To date, Major League Baseball has steadfastly denied that the balls are a problem, first issuing blatantly disingenuous denials,  and later using carefully chosen words to claim nothing was amiss. Specifically, Major League Baseball claimed that the balls were within league specifications but failed to acknowledge that league specifications are wide enough to encompass baseballs which could have radically different flight characteristics while still, technically, being within spec.

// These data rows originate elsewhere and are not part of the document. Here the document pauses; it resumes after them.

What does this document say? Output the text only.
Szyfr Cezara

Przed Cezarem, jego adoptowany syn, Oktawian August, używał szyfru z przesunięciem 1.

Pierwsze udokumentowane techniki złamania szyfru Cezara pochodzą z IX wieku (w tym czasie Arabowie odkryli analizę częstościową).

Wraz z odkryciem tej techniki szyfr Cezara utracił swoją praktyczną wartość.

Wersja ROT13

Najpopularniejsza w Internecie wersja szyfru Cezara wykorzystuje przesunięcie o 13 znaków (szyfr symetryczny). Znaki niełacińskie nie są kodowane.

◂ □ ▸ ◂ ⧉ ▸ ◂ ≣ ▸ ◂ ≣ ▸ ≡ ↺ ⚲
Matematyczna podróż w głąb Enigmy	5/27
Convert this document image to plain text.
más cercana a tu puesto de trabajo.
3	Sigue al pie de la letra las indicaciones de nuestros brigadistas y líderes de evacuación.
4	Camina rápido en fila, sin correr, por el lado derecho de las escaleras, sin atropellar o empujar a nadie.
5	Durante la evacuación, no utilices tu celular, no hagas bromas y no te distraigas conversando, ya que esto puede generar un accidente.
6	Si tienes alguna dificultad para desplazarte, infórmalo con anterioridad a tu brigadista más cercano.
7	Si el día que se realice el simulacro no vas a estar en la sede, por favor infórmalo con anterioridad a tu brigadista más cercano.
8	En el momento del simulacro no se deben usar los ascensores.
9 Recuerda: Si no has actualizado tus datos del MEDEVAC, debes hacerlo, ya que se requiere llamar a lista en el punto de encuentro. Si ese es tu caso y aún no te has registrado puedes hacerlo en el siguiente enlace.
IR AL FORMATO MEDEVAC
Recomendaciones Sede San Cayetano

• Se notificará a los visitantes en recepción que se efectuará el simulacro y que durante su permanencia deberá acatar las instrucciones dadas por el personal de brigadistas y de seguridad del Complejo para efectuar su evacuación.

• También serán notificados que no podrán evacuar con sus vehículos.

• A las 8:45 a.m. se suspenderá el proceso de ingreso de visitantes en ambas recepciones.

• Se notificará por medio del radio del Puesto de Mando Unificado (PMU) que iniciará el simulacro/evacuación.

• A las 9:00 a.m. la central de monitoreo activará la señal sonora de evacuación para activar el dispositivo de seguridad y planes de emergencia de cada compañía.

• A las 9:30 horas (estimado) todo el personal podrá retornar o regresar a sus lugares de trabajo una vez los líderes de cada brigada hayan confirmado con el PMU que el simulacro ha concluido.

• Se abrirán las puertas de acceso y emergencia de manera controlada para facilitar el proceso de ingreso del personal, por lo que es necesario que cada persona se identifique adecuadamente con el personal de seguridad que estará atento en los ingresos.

Based on Verducci’s report, it seems that MLB is at least past the denial stage and is attempting to understand and address the issues about which many players have complained and which have, without question, impacted offense in the game:

Commissioner Rob Manfred said Tuesday that MLB commissioned a research project after last season to study the composition, storage and handling of the baseballs. He said that investigation is not yet completed. “I’m not at the point to jump that gun right now,” he said about the findings.

The investigation is not yet completed, but the fact that the league is now ordering changes in the manner in which balls are handled before use suggests to me that the league has learned that there is at least something amiss about the composition or manufacture of the baseballs.

Major League Baseball is a lot of things, but quick to impose costs and changes of process on its clubs like this is not one of them. There is likely a good reason for it.